In a previous work, we have been able to settle Jackiw–Pi’s chiral gauge theory (CGT), originally proposed to describe Dirac fermions in graphene, in an N=1 supersymmetric framework using a τ3-QED prescription, defined by means of a single pair of gauge charged superfields, but without preserving a global phase symmetry associated, in the CGT, to the electric charge. In the present work, we propose another N=1-generalisation which indeed preserves this symmetry, namely, a straightforward extension built upon a set of two pairs of (chiral) gauge-charged superfields plus an extra pair of electrically neutral superfields.
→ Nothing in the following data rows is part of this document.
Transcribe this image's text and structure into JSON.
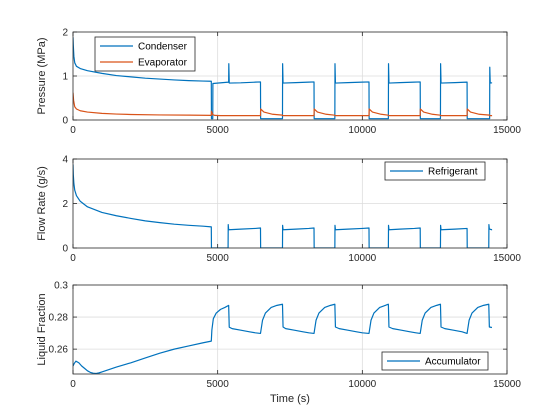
{
  "colors": {
    "blue": "#0072BD",
    "orange": "#D95319",
    "grid": "#dcdcdc",
    "axis": "#262626",
    "background": "#ffffff"
  },
  "chart_data": [
    {
      "type": "line",
      "ylabel": "Pressure (MPa)",
      "xlabel": "",
      "xlim": [
        0,
        15000
      ],
      "ylim": [
        0,
        2
      ],
      "xticks": [
        0,
        5000,
        10000,
        15000
      ],
      "yticks": [
        0,
        1,
        2
      ],
      "xtick_labels": [
        "0",
        "5000",
        "10000",
        "15000"
      ],
      "ytick_labels": [
        "0",
        "1",
        "2"
      ],
      "grid": true,
      "legend_position": "top-left",
      "series": [
        {
          "name": "Condenser",
          "color": "#0072BD",
          "x": [
            0,
            10,
            30,
            60,
            120,
            250,
            500,
            1000,
            1500,
            2000,
            2500,
            3000,
            3500,
            4000,
            4500,
            4780,
            4785,
            4830,
            4835,
            5380,
            5385,
            5400,
            5800,
            6300,
            6480,
            6485,
            7240,
            7245,
            7260,
            7700,
            8150,
            8330,
            8335,
            9050,
            9055,
            9070,
            9500,
            10000,
            10230,
            10235,
            10900,
            10905,
            10920,
            11300,
            11800,
            12000,
            12005,
            12700,
            12705,
            12720,
            13200,
            13620,
            13625,
            14400,
            14405,
            14420,
            14480,
            14485
          ],
          "y": [
            1.88,
            1.7,
            1.45,
            1.3,
            1.22,
            1.17,
            1.12,
            1.06,
            1.01,
            0.98,
            0.95,
            0.93,
            0.91,
            0.895,
            0.885,
            0.88,
            0.03,
            0.03,
            0.83,
            0.86,
            1.28,
            0.84,
            0.845,
            0.86,
            0.865,
            0.03,
            0.03,
            1.28,
            0.84,
            0.85,
            0.86,
            0.865,
            0.03,
            0.03,
            1.28,
            0.84,
            0.85,
            0.86,
            0.865,
            0.03,
            0.03,
            1.28,
            0.84,
            0.85,
            0.86,
            0.865,
            0.03,
            0.03,
            1.28,
            0.84,
            0.85,
            0.86,
            0.03,
            0.03,
            1.2,
            0.84,
            0.845,
            0.845
          ]
        },
        {
          "name": "Evaporator",
          "color": "#D95319",
          "x": [
            0,
            20,
            60,
            120,
            250,
            500,
            1000,
            1500,
            2000,
            3000,
            4000,
            4780,
            4785,
            4835,
            4900,
            5100,
            5380,
            5385,
            6480,
            6485,
            6600,
            6900,
            7240,
            7245,
            8330,
            8335,
            8450,
            8750,
            9050,
            9055,
            10230,
            10235,
            10350,
            10650,
            10900,
            10905,
            12000,
            12005,
            12120,
            12420,
            12700,
            12705,
            13620,
            13625,
            13740,
            14040,
            14400,
            14405,
            14485
          ],
          "y": [
            0.62,
            0.45,
            0.3,
            0.25,
            0.21,
            0.18,
            0.15,
            0.135,
            0.125,
            0.115,
            0.11,
            0.105,
            0.2,
            0.12,
            0.105,
            0.1,
            0.1,
            0.1,
            0.1,
            0.25,
            0.18,
            0.13,
            0.11,
            0.1,
            0.1,
            0.25,
            0.18,
            0.13,
            0.11,
            0.1,
            0.1,
            0.25,
            0.18,
            0.13,
            0.11,
            0.1,
            0.1,
            0.25,
            0.18,
            0.13,
            0.11,
            0.1,
            0.1,
            0.25,
            0.18,
            0.13,
            0.11,
            0.1,
            0.1
          ]
        }
      ]
    },
    {
      "type": "line",
      "ylabel": "Flow Rate (g/s)",
      "xlabel": "",
      "xlim": [
        0,
        15000
      ],
      "ylim": [
        0,
        4
      ],
      "xticks": [
        0,
        5000,
        10000,
        15000
      ],
      "yticks": [
        0,
        2,
        4
      ],
      "xtick_labels": [
        "0",
        "5000",
        "10000",
        "15000"
      ],
      "ytick_labels": [
        "0",
        "2",
        "4"
      ],
      "grid": true,
      "legend_position": "top-right",
      "series": [
        {
          "name": "Refrigerant",
          "color": "#0072BD",
          "x": [
            0,
            10,
            30,
            60,
            120,
            250,
            500,
            1000,
            1500,
            2000,
            2500,
            3000,
            3500,
            4000,
            4500,
            4780,
            4785,
            5360,
            5365,
            5380,
            5800,
            6300,
            6480,
            6485,
            7240,
            7245,
            7260,
            7700,
            8150,
            8330,
            8335,
            9050,
            9055,
            9070,
            9500,
            10000,
            10230,
            10235,
            10900,
            10905,
            10920,
            11300,
            11800,
            12000,
            12005,
            12700,
            12705,
            12720,
            13200,
            13620,
            13625,
            14370,
            14375,
            14390,
            14480,
            14485
          ],
          "y": [
            3.75,
            3.3,
            2.9,
            2.6,
            2.35,
            2.1,
            1.85,
            1.6,
            1.45,
            1.33,
            1.22,
            1.14,
            1.07,
            1.02,
            0.98,
            0.95,
            0.0,
            0.0,
            1.05,
            0.82,
            0.85,
            0.88,
            0.9,
            0.0,
            0.0,
            1.02,
            0.82,
            0.85,
            0.88,
            0.9,
            0.0,
            0.0,
            1.02,
            0.82,
            0.85,
            0.88,
            0.9,
            0.0,
            0.0,
            1.02,
            0.82,
            0.85,
            0.88,
            0.9,
            0.0,
            0.0,
            1.02,
            0.82,
            0.85,
            0.88,
            0.0,
            0.0,
            1.05,
            0.85,
            0.82,
            0.82
          ]
        }
      ]
    },
    {
      "type": "line",
      "ylabel": "Liquid Fraction",
      "xlabel": "Time (s)",
      "xlim": [
        0,
        15000
      ],
      "ylim": [
        0.2445,
        0.3
      ],
      "xticks": [
        0,
        5000,
        10000,
        15000
      ],
      "yticks": [
        0.26,
        0.28,
        0.3
      ],
      "xtick_labels": [
        "0",
        "5000",
        "10000",
        "15000"
      ],
      "ytick_labels": [
        "0.26",
        "0.28",
        "0.3"
      ],
      "grid": true,
      "legend_position": "bottom-right",
      "series": [
        {
          "name": "Accumulator",
          "color": "#0072BD",
          "x": [
            0,
            40,
            100,
            200,
            300,
            400,
            500,
            600,
            700,
            800,
            900,
            1000,
            1500,
            2000,
            2500,
            3000,
            3500,
            4000,
            4500,
            4780,
            4800,
            4850,
            4950,
            5100,
            5250,
            5380,
            5400,
            5500,
            5800,
            6100,
            6300,
            6480,
            6550,
            6650,
            6850,
            7050,
            7240,
            7260,
            7350,
            7650,
            7950,
            8150,
            8330,
            8400,
            8500,
            8700,
            8900,
            9050,
            9070,
            9200,
            9500,
            9800,
            10000,
            10230,
            10300,
            10400,
            10600,
            10800,
            10900,
            10920,
            11050,
            11350,
            11650,
            11850,
            12000,
            12070,
            12170,
            12370,
            12570,
            12700,
            12720,
            12850,
            13150,
            13450,
            13620,
            13690,
            13790,
            13990,
            14190,
            14370,
            14390,
            14480
          ],
          "y": [
            0.2495,
            0.251,
            0.2525,
            0.2515,
            0.2495,
            0.248,
            0.2465,
            0.2455,
            0.245,
            0.2448,
            0.2452,
            0.2458,
            0.2488,
            0.2515,
            0.2545,
            0.2575,
            0.26,
            0.262,
            0.264,
            0.265,
            0.272,
            0.279,
            0.2825,
            0.2848,
            0.286,
            0.2873,
            0.2737,
            0.2728,
            0.2718,
            0.2708,
            0.2702,
            0.2698,
            0.278,
            0.2825,
            0.286,
            0.2873,
            0.288,
            0.2738,
            0.2728,
            0.2718,
            0.2708,
            0.2702,
            0.2698,
            0.278,
            0.2825,
            0.286,
            0.2873,
            0.288,
            0.2738,
            0.2728,
            0.2718,
            0.2708,
            0.2702,
            0.2698,
            0.278,
            0.2825,
            0.286,
            0.2873,
            0.288,
            0.2738,
            0.2728,
            0.2718,
            0.2708,
            0.2702,
            0.2698,
            0.278,
            0.2825,
            0.286,
            0.2873,
            0.288,
            0.2738,
            0.2728,
            0.2718,
            0.2708,
            0.2698,
            0.278,
            0.2825,
            0.286,
            0.2873,
            0.288,
            0.2738,
            0.2735
          ]
        }
      ]
    }
  ]
}
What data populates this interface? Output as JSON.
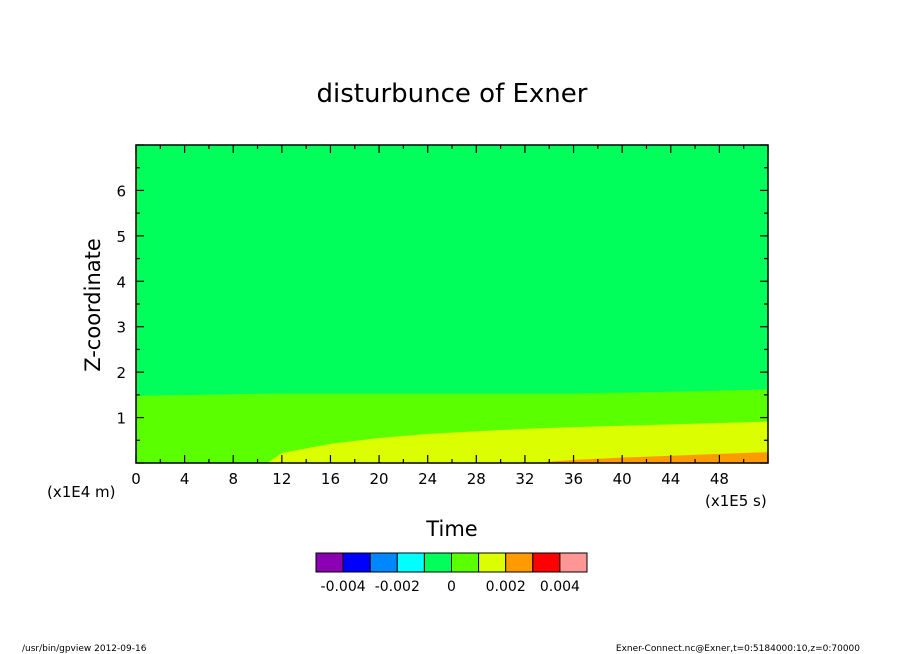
{
  "chart_data": {
    "type": "heatmap",
    "title": "disturbunce of Exner",
    "xlabel": "Time",
    "ylabel": "Z-coordinate",
    "x_unit": "(x1E5 s)",
    "y_unit": "(x1E4 m)",
    "xlim": [
      0,
      52
    ],
    "ylim": [
      0,
      7
    ],
    "x_ticks": [
      0,
      4,
      8,
      12,
      16,
      20,
      24,
      28,
      32,
      36,
      40,
      44,
      48
    ],
    "y_ticks": [
      1,
      2,
      3,
      4,
      5,
      6
    ],
    "levels": [
      {
        "color": "#8c00b4",
        "range": "< -0.004"
      },
      {
        "color": "#0000ff",
        "range": "-0.004 to -0.003"
      },
      {
        "color": "#0087ff",
        "range": "-0.003 to -0.002"
      },
      {
        "color": "#00ffff",
        "range": "-0.002 to -0.001"
      },
      {
        "color": "#00ff5a",
        "range": "-0.001 to 0"
      },
      {
        "color": "#5aff00",
        "range": "0 to 0.001"
      },
      {
        "color": "#dcff00",
        "range": "0.001 to 0.002"
      },
      {
        "color": "#ff9b00",
        "range": "0.002 to 0.003"
      },
      {
        "color": "#ff0000",
        "range": "0.003 to 0.004"
      },
      {
        "color": "#ff9696",
        "range": "> 0.004"
      }
    ],
    "colorbar_labels": [
      {
        "text": "-0.004",
        "value": -0.004
      },
      {
        "text": "-0.002",
        "value": -0.002
      },
      {
        "text": "0",
        "value": 0
      },
      {
        "text": "0.002",
        "value": 0.002
      },
      {
        "text": "0.004",
        "value": 0.004
      }
    ],
    "contour_boundaries": [
      {
        "name": "0 contour",
        "points": [
          [
            0,
            1.48
          ],
          [
            12,
            1.53
          ],
          [
            24,
            1.53
          ],
          [
            36,
            1.53
          ],
          [
            46,
            1.58
          ],
          [
            52,
            1.62
          ]
        ]
      },
      {
        "name": "0.001 contour",
        "points": [
          [
            10.8,
            0
          ],
          [
            12,
            0.22
          ],
          [
            16,
            0.42
          ],
          [
            20,
            0.55
          ],
          [
            24,
            0.64
          ],
          [
            28,
            0.7
          ],
          [
            32,
            0.75
          ],
          [
            36,
            0.79
          ],
          [
            40,
            0.82
          ],
          [
            44,
            0.85
          ],
          [
            48,
            0.88
          ],
          [
            52,
            0.91
          ]
        ]
      },
      {
        "name": "0.002 contour",
        "points": [
          [
            32.5,
            0
          ],
          [
            36,
            0.07
          ],
          [
            40,
            0.12
          ],
          [
            44,
            0.16
          ],
          [
            48,
            0.2
          ],
          [
            52,
            0.24
          ]
        ]
      }
    ]
  },
  "footer": {
    "left": "/usr/bin/gpview   2012-09-16",
    "right": "Exner-Connect.nc@Exner,t=0:5184000:10,z=0:70000"
  }
}
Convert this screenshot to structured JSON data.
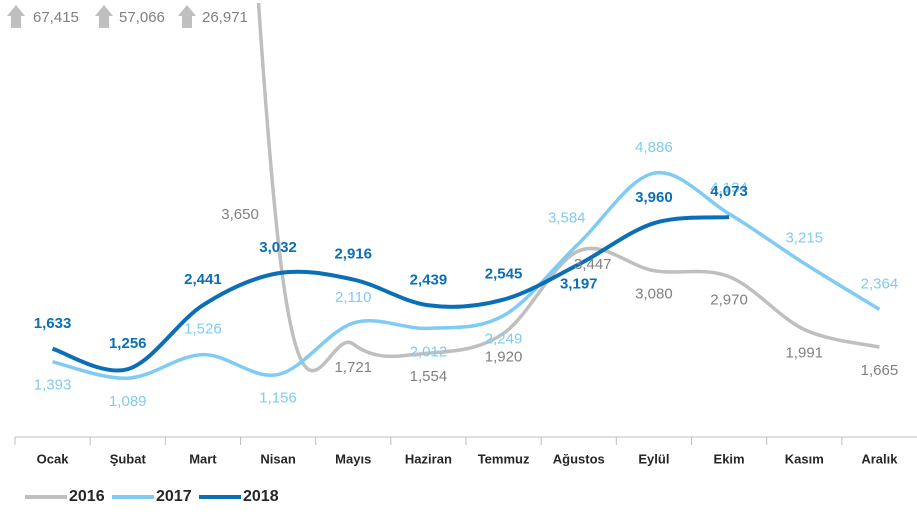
{
  "chart_data": {
    "type": "line",
    "categories": [
      "Ocak",
      "Şubat",
      "Mart",
      "Nisan",
      "Mayıs",
      "Haziran",
      "Temmuz",
      "Ağustos",
      "Eylül",
      "Ekim",
      "Kasım",
      "Aralık"
    ],
    "series": [
      {
        "name": "2016",
        "color": "#bfbfbf",
        "label_color": "#808080",
        "values": [
          67415,
          57066,
          26971,
          3650,
          1721,
          1554,
          1920,
          3447,
          3080,
          2970,
          1991,
          1665
        ],
        "value_labels": [
          "67,415",
          "57,066",
          "26,971",
          "3,650",
          "1,721",
          "1,554",
          "1,920",
          "3,447",
          "3,080",
          "2,970",
          "1,991",
          "1,665"
        ]
      },
      {
        "name": "2017",
        "color": "#7fcbf3",
        "label_color": "#7fcbf3",
        "values": [
          1393,
          1089,
          1526,
          1156,
          2110,
          2012,
          2249,
          3584,
          4886,
          4134,
          3215,
          2364
        ],
        "value_labels": [
          "1,393",
          "1,089",
          "1,526",
          "1,156",
          "2,110",
          "2,012",
          "2,249",
          "3,584",
          "4,886",
          "4,134",
          "3,215",
          "2,364"
        ]
      },
      {
        "name": "2018",
        "color": "#0b6fb5",
        "label_color": "#0b6fb5",
        "values": [
          1633,
          1256,
          2441,
          3032,
          2916,
          2439,
          2545,
          3197,
          3960,
          4073,
          null,
          null
        ],
        "value_labels": [
          "1,633",
          "1,256",
          "2,441",
          "3,032",
          "2,916",
          "2,439",
          "2,545",
          "3,197",
          "3,960",
          "4,073",
          null,
          null
        ]
      }
    ],
    "ylim": [
      0,
      8000
    ]
  }
}
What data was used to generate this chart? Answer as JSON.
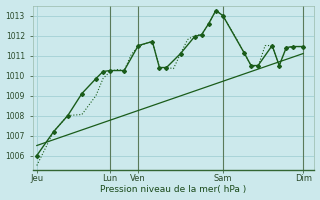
{
  "xlabel": "Pression niveau de la mer( hPa )",
  "background_color": "#cce9ec",
  "grid_color": "#a8d4d8",
  "line_color": "#1a5c1a",
  "vline_color": "#5a7a5a",
  "ylim": [
    1005.3,
    1013.5
  ],
  "yticks": [
    1006,
    1007,
    1008,
    1009,
    1010,
    1011,
    1012,
    1013
  ],
  "xlim": [
    0,
    20
  ],
  "xtick_positions": [
    0.3,
    5.5,
    7.5,
    13.5,
    19.2
  ],
  "xtick_labels": [
    "Jeu",
    "Lun",
    "Ven",
    "Sam",
    "Dim"
  ],
  "vlines": [
    5.5,
    7.5,
    13.5,
    19.2
  ],
  "dotted_x": [
    0.3,
    1.5,
    2.5,
    3.5,
    4.5,
    5.0,
    5.5,
    6.0,
    6.5,
    7.0,
    7.5,
    8.0,
    8.5,
    9.0,
    9.5,
    10.0,
    10.5,
    11.0,
    11.5,
    12.0,
    12.5,
    13.0,
    13.5,
    14.5,
    15.0,
    15.5,
    16.0,
    16.5,
    17.0,
    17.5,
    18.0,
    18.5,
    19.2
  ],
  "dotted_y": [
    1005.5,
    1007.2,
    1008.0,
    1008.05,
    1009.0,
    1009.85,
    1010.2,
    1010.3,
    1010.25,
    1011.05,
    1011.45,
    1011.6,
    1011.7,
    1010.4,
    1010.4,
    1010.35,
    1011.1,
    1011.8,
    1012.0,
    1012.05,
    1012.6,
    1013.25,
    1013.0,
    1011.8,
    1011.15,
    1010.5,
    1010.45,
    1011.5,
    1011.5,
    1010.45,
    1011.4,
    1011.45,
    1011.45
  ],
  "main_x": [
    0.3,
    1.5,
    2.5,
    3.5,
    4.5,
    5.0,
    5.5,
    6.5,
    7.5,
    8.5,
    9.0,
    9.5,
    10.5,
    11.5,
    12.0,
    12.5,
    13.0,
    13.5,
    15.0,
    15.5,
    16.0,
    17.0,
    17.5,
    18.0,
    18.5,
    19.2
  ],
  "main_y": [
    1006.0,
    1007.2,
    1008.0,
    1009.1,
    1009.85,
    1010.2,
    1010.25,
    1010.25,
    1011.5,
    1011.7,
    1010.4,
    1010.4,
    1011.1,
    1011.95,
    1012.05,
    1012.6,
    1013.25,
    1013.0,
    1011.15,
    1010.5,
    1010.5,
    1011.5,
    1010.5,
    1011.4,
    1011.45,
    1011.45
  ],
  "trend_x": [
    0.3,
    19.2
  ],
  "trend_y": [
    1006.5,
    1011.1
  ]
}
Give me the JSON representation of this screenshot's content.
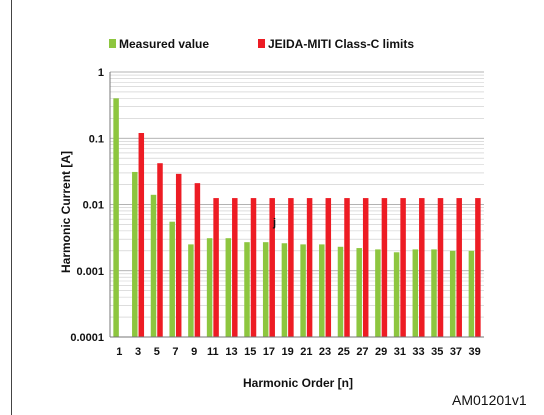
{
  "figure_id": "AM01201v1",
  "chart_data": {
    "type": "bar",
    "title": "",
    "xlabel": "Harmonic Order [n]",
    "ylabel": "Harmonic Current [A]",
    "yscale": "log",
    "ylim": [
      0.0001,
      1
    ],
    "y_ticks": [
      "0.0001",
      "0.001",
      "0.01",
      "0.1",
      "1"
    ],
    "grid": true,
    "legend_position": "top",
    "categories": [
      "1",
      "3",
      "5",
      "7",
      "9",
      "11",
      "13",
      "15",
      "17",
      "19",
      "21",
      "23",
      "25",
      "27",
      "29",
      "31",
      "33",
      "35",
      "37",
      "39"
    ],
    "series": [
      {
        "name": "Measured value",
        "color": "#8dc63f",
        "values": [
          0.4,
          0.031,
          0.014,
          0.0055,
          0.0025,
          0.0031,
          0.0031,
          0.0027,
          0.0027,
          0.0026,
          0.0025,
          0.0025,
          0.0023,
          0.0022,
          0.0021,
          0.0019,
          0.0021,
          0.0021,
          0.002,
          0.002
        ]
      },
      {
        "name": "JEIDA-MITI Class-C limits",
        "color": "#ed1c24",
        "values": [
          null,
          0.12,
          0.042,
          0.029,
          0.021,
          0.0125,
          0.0125,
          0.0125,
          0.0125,
          0.0125,
          0.0125,
          0.0125,
          0.0125,
          0.0125,
          0.0125,
          0.0125,
          0.0125,
          0.0125,
          0.0125,
          0.0125
        ]
      }
    ],
    "annotations": [
      "j"
    ]
  }
}
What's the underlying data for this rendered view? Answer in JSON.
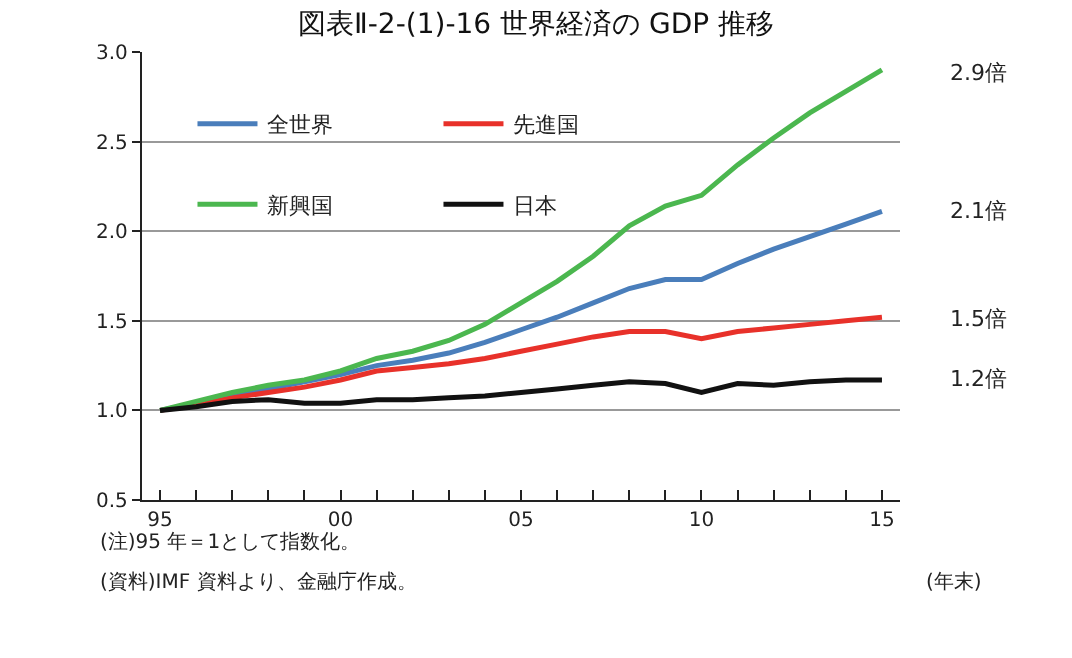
{
  "chart_data": {
    "type": "line",
    "title": "図表Ⅱ-2-(1)-16 世界経済の GDP 推移",
    "xlabel": "(年末)",
    "x": [
      1995,
      1996,
      1997,
      1998,
      1999,
      2000,
      2001,
      2002,
      2003,
      2004,
      2005,
      2006,
      2007,
      2008,
      2009,
      2010,
      2011,
      2012,
      2013,
      2014,
      2015
    ],
    "series": [
      {
        "name": "全世界",
        "color": "#4a7ebb",
        "values": [
          1.0,
          1.04,
          1.08,
          1.12,
          1.16,
          1.2,
          1.25,
          1.28,
          1.32,
          1.38,
          1.45,
          1.52,
          1.6,
          1.68,
          1.73,
          1.73,
          1.82,
          1.9,
          1.97,
          2.04,
          2.11
        ]
      },
      {
        "name": "先進国",
        "color": "#e8312a",
        "values": [
          1.0,
          1.03,
          1.07,
          1.1,
          1.13,
          1.17,
          1.22,
          1.24,
          1.26,
          1.29,
          1.33,
          1.37,
          1.41,
          1.44,
          1.44,
          1.4,
          1.44,
          1.46,
          1.48,
          1.5,
          1.52
        ]
      },
      {
        "name": "新興国",
        "color": "#4bb74f",
        "values": [
          1.0,
          1.05,
          1.1,
          1.14,
          1.17,
          1.22,
          1.29,
          1.33,
          1.39,
          1.48,
          1.6,
          1.72,
          1.86,
          2.03,
          2.14,
          2.2,
          2.37,
          2.52,
          2.66,
          2.78,
          2.9
        ]
      },
      {
        "name": "日本",
        "color": "#111111",
        "values": [
          1.0,
          1.02,
          1.05,
          1.06,
          1.04,
          1.04,
          1.06,
          1.06,
          1.07,
          1.08,
          1.1,
          1.12,
          1.14,
          1.16,
          1.15,
          1.1,
          1.15,
          1.14,
          1.16,
          1.17,
          1.17
        ]
      }
    ],
    "xlim": [
      1994.5,
      2015.5
    ],
    "xticks": [
      {
        "value": 1995,
        "label": "95"
      },
      {
        "value": 1996,
        "label": null
      },
      {
        "value": 1997,
        "label": null
      },
      {
        "value": 1998,
        "label": null
      },
      {
        "value": 1999,
        "label": null
      },
      {
        "value": 2000,
        "label": "00"
      },
      {
        "value": 2001,
        "label": null
      },
      {
        "value": 2002,
        "label": null
      },
      {
        "value": 2003,
        "label": null
      },
      {
        "value": 2004,
        "label": null
      },
      {
        "value": 2005,
        "label": "05"
      },
      {
        "value": 2006,
        "label": null
      },
      {
        "value": 2007,
        "label": null
      },
      {
        "value": 2008,
        "label": null
      },
      {
        "value": 2009,
        "label": null
      },
      {
        "value": 2010,
        "label": "10"
      },
      {
        "value": 2011,
        "label": null
      },
      {
        "value": 2012,
        "label": null
      },
      {
        "value": 2013,
        "label": null
      },
      {
        "value": 2014,
        "label": null
      },
      {
        "value": 2015,
        "label": "15"
      }
    ],
    "ylim": [
      0.5,
      3.0
    ],
    "yticks": [
      {
        "value": 0.5,
        "label": "0.5"
      },
      {
        "value": 1.0,
        "label": "1.0"
      },
      {
        "value": 1.5,
        "label": "1.5"
      },
      {
        "value": 2.0,
        "label": "2.0"
      },
      {
        "value": 2.5,
        "label": "2.5"
      },
      {
        "value": 3.0,
        "label": "3.0"
      }
    ],
    "grid": "y",
    "legend": "top left",
    "marker": "none",
    "line_style": "solid",
    "annotations": [
      "2.9倍",
      "2.1倍",
      "1.5倍",
      "1.2倍",
      "(注)95 年＝1として指数化。",
      "(資料)IMF 資料より、金融庁作成。"
    ]
  }
}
We then further proceed to establish, via a dimensional reduction procedure, an N=2 extension, allowing for the identification of non-perturbative features, as we put forward Bogomol’nyi equations and obtain vortex-like solutions saturating a topologically non-trivial bound. Remarkably, the bosonic projection of the N=2 functional space onto the saturated regime analysed herewith reveals to be free from extra scalar degrees of freedom that would otherwise demand a phenomenological interpretation. The investigation of Jackiw–Pi’s model within an N=2 complex superspace is also motivated by the assumption that an R-parity-like symmetry could provide a route to incorporate the global phase-fermion number invariance as an external-like symmetry of the theory, thus associating electric charge in the CGT to the complex covariance (super-)space for the N=2-D=3 setup. We prove such a hypothesis to be realisable, as we build up the model endowed with all the symmetries required to further extend Jackiw–Pi’s chiral gauge theory.